La mission militaire que doit lancer l'Union européenne en Centrafrique a du plomb dans l'aile car les Etats, déjà peu enthousiastes pour aider les Français à Bangui, ont le regard rivé sur la crise ukrainienne.
La France a exprimé sans détour son impatience vendredi."Le compte n'y est pas" en ce qui concerne les moyens mobilisés par les Européens, ont regretté les ministres français de la Défense Jean-Yves Le Drian et des Affaires étrangères Laurent Fabius, dans une déclaration commune.
"Si un effort supplémentaire n'est pas réalisé très rapidement, il ne sera pas possible de lancer, comme prévu, cette opération indispensable la semaine prochaine", ont-ils mis en garde.
"L'Union européenne doit assumer ses responsabilités en matière de sécurité internationale.La France appelle vigoureusement ses partenaires à s'en donner les moyens", ont insisté les deux ministres.
Cet avertissement inédit a été lancé alors que les discussions patinent à Bruxelles pour mobiliser les effectifs et les équipements nécessaires à cette mission, Eufor-RCA, pourtant de taille modeste.
L'objectif est en effet de déployer de 800 à 1.000 militaires à Bangui pour une durée de six mois à partir de la fin mars ou du début avril.
Mais, à l'issue d'une quatrième réunion de génération de force jeudi, le commandant de l'opération, le général français Philippe Pontiès, a estimé ne pas être en mesure de la lancer opérationnellement."Il manque encore des moyens logistiques indispensables", a justifié un responsable européen.
Les attentes portent surtout sur des avions de transport pour acheminer les troupes d'Europe à Bangui, et sur des équipements à déployer sur place, à savoir une dizaine de camions, quatre équipes médicales et quatre ambulances, ainsi que des logisticiens et des ingénieurs."Ces besoins ne sont pas énormes mais on ne peut pas mener une telle opération sans eux", a précisé le responsable.
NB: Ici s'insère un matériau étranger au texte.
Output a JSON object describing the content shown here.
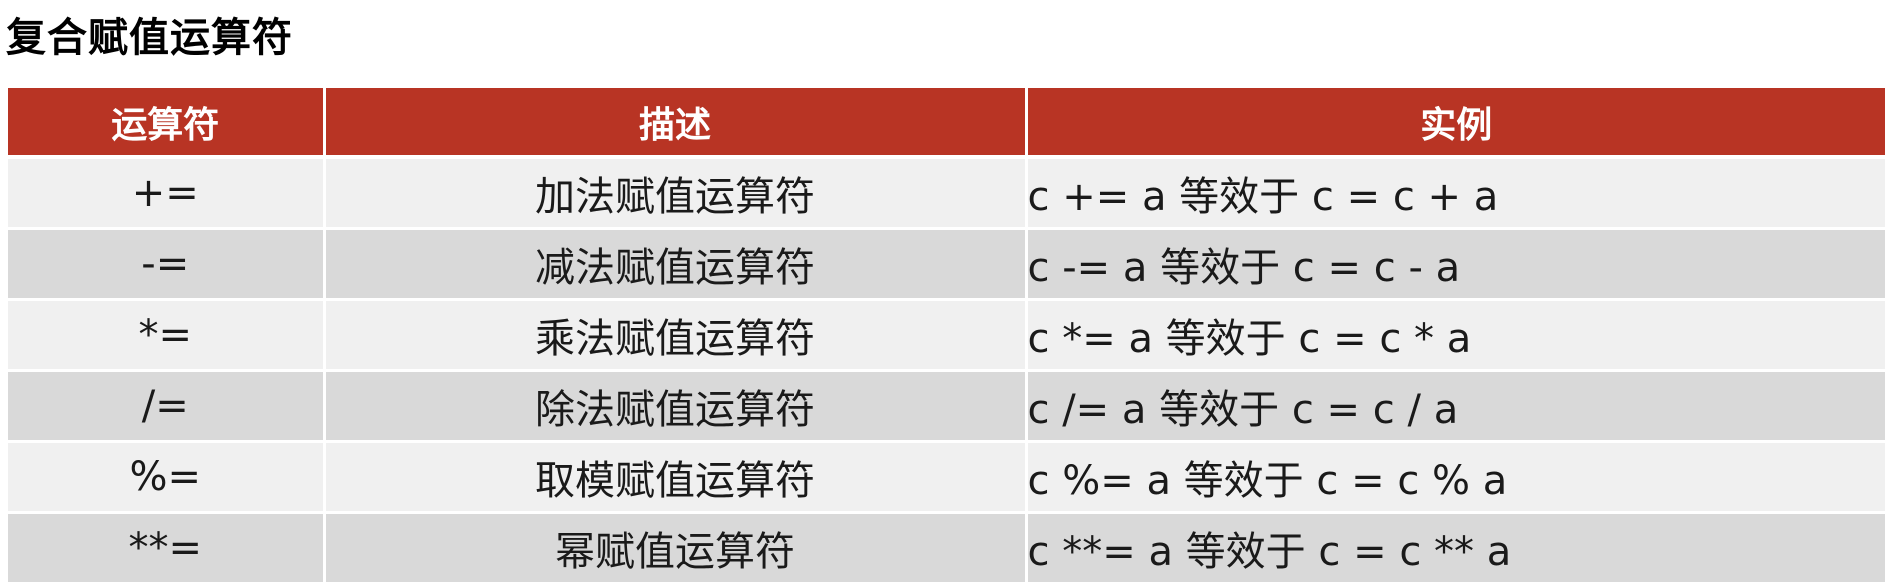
{
  "title": "复合赋值运算符",
  "table": {
    "headers": [
      "运算符",
      "描述",
      "实例"
    ],
    "rows": [
      {
        "operator": "+=",
        "description": "加法赋值运算符",
        "example": "c += a 等效于 c = c + a"
      },
      {
        "operator": "-=",
        "description": "减法赋值运算符",
        "example": "c -= a 等效于 c = c - a"
      },
      {
        "operator": "*=",
        "description": "乘法赋值运算符",
        "example": "c *= a 等效于 c = c * a"
      },
      {
        "operator": "/=",
        "description": "除法赋值运算符",
        "example": "c /= a 等效于 c = c / a"
      },
      {
        "operator": "%=",
        "description": "取模赋值运算符",
        "example": "c %= a 等效于 c = c % a"
      },
      {
        "operator": "**=",
        "description": "幂赋值运算符",
        "example": "c **= a 等效于 c = c ** a"
      }
    ]
  },
  "colors": {
    "header_bg": "#b83424",
    "row_light": "#f0f0f0",
    "row_dark": "#d9d9d9"
  }
}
- "La crédibilité" de l'UE en jeu -
Quant aux effectifs, la taille critique pour le lancement de la mission ne serait atteinte que grâce à une forte participation des Français, qui pourraient déployer plusieurs centaines d'hommes, dont certains participent déjà à l'opération Sangaris.
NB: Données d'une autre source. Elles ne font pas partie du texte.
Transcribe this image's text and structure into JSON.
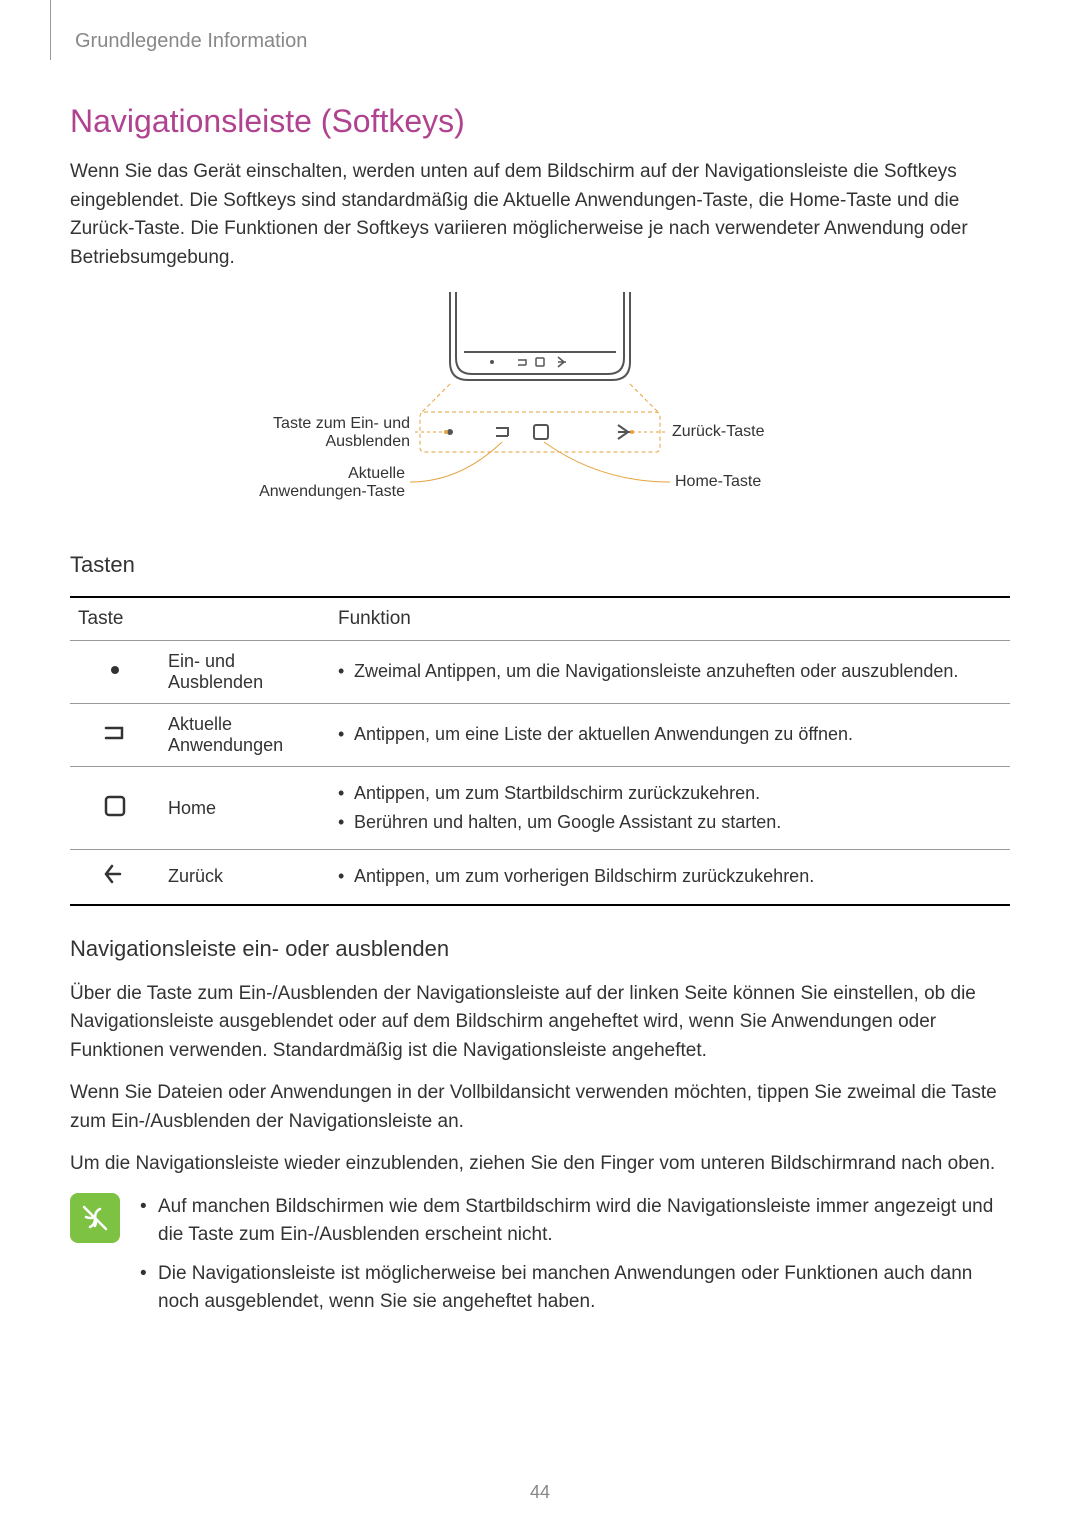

Courant février, il était apparu possible de rassembler plus de soldats que prévu puisque six pays avaient proposé des contributions "substantielles", selon des sources diplomatiques.
Mais, depuis, la crise ukrainienne a changé la donne."Pour certains pays qui étaient prêts à s'engager, la Centrafrique ne représente plus une priorité", explique un diplomate.C'est le cas notamment de pays d'Europe de l'Est, comme la Pologne ou la Roumanie, les plus préoccupés par l'intervention de la Russie en Crimée.
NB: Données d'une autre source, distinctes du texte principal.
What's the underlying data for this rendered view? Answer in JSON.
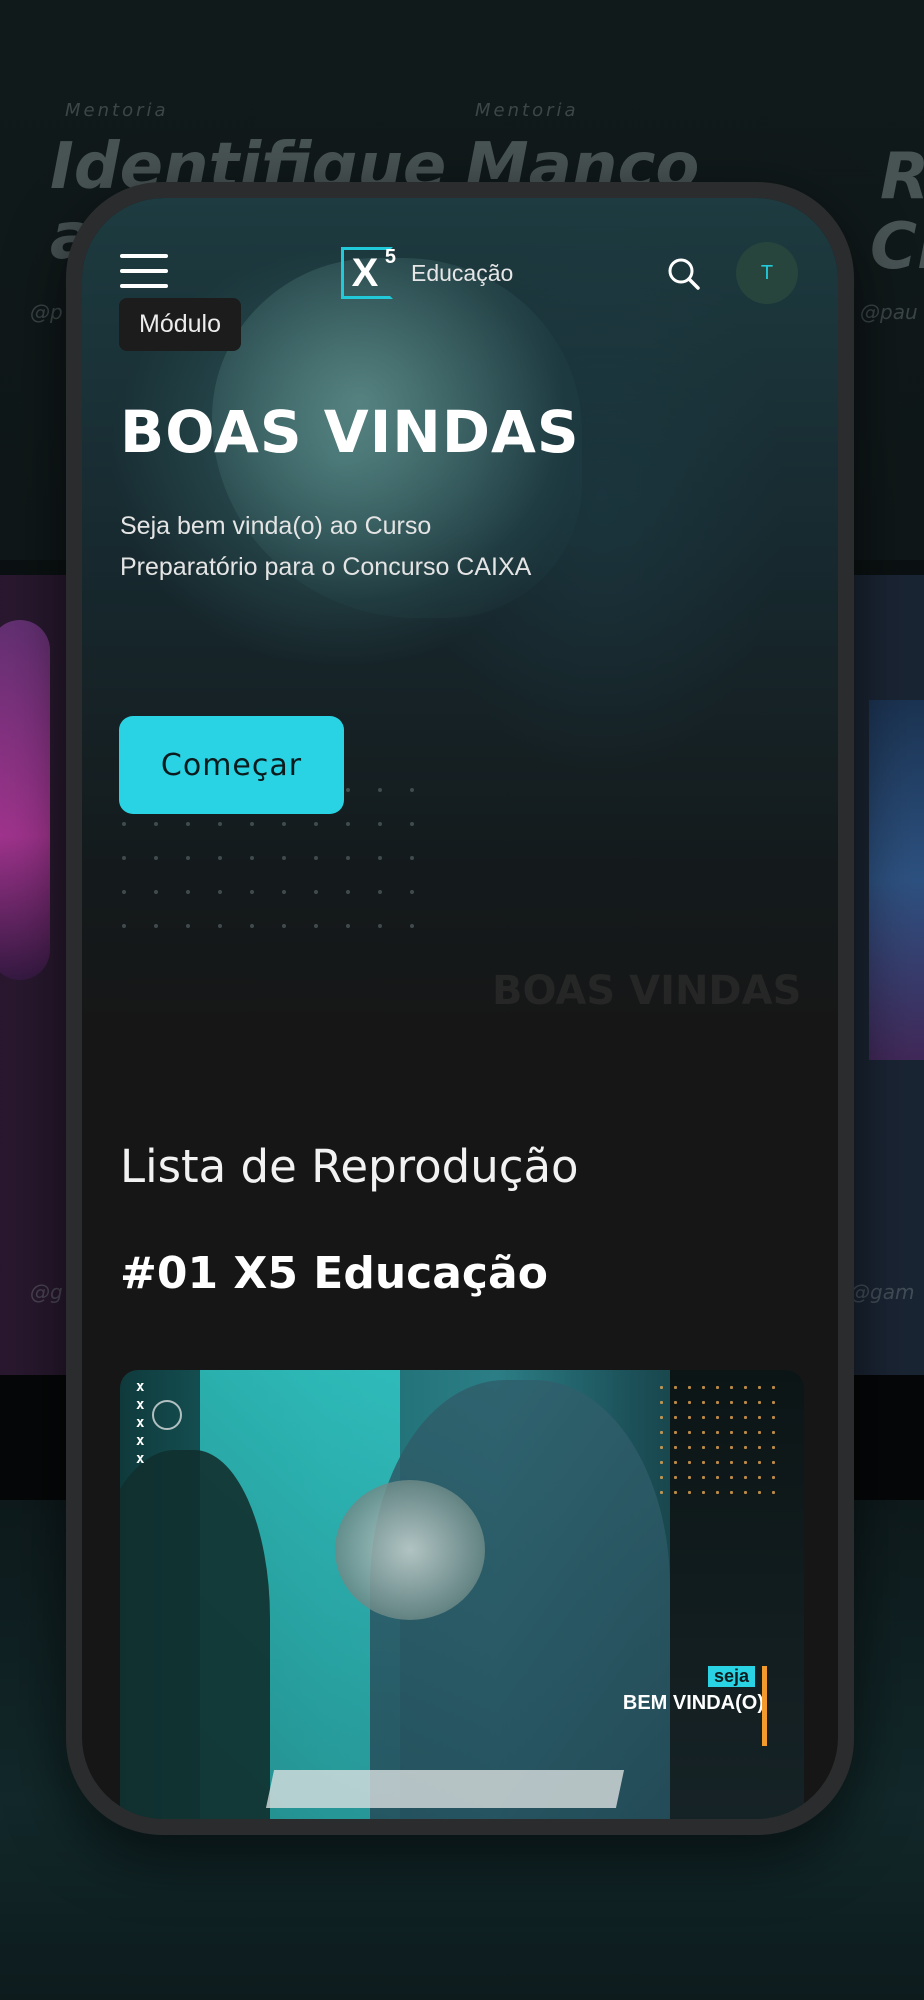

"Face à ce qui se passe en Ukraine, ça devient de plus en plus difficile aux gouvernements de ces pays de justifier l'envoi de soldats en Centrafrique auprès de leur opinion publique, déjà très réticente, alors qu'il y a des bruits de botte à proximité", souligne Arnaud Danjean, président de la sous-commission défense au Parlement européen.
Paradoxalement, Eufor-RCA pourrait finalement être lancée grâce à l'engagement de deux pays du Caucase non-membres de l'UE, la Géorgie, disposée à déployer une centaine d'hommes, et la Moldavie, qui a récemment proposé ses services.
La chef de la diplomatie européenne, Catherine Ashton, a envoyé cette semaine une lettre aux ministres des Affaires étrangères et de la Défense des 28 pour les convaincre d'aider à "surmonter les difficultés et combler les manques" d'Eufor-RCA.Il s'agit, a-t-elle insisté, de "préserver l'image et la crédibilité" de l'UE.
Un abandon de la mission ou une révision à la baisse drastique de ses objectifs porterait en effet un coup dur à la politique commune de sécurité qui essaie de s'affirmer tant bien que mal à Bruxelles.
Il représenterait aussi un camouflet pour la France, qui avait mis la pression en décembre pour que l'Europe s'implique militairement en Centrafrique, moins d'un an après avoir obtenu avec difficulté un soutien au Mali.
"Sur le fond, cette affaire souligne l'isolement de la France en Europe sur les dossiers africains", estime Arnaud Danjean.Elle démontre aussi qu'"une crise comme celle de la Centrafrique devrait être gérée par l'ONU, pas par un pays ou par l'UE", selon l'élu UMP.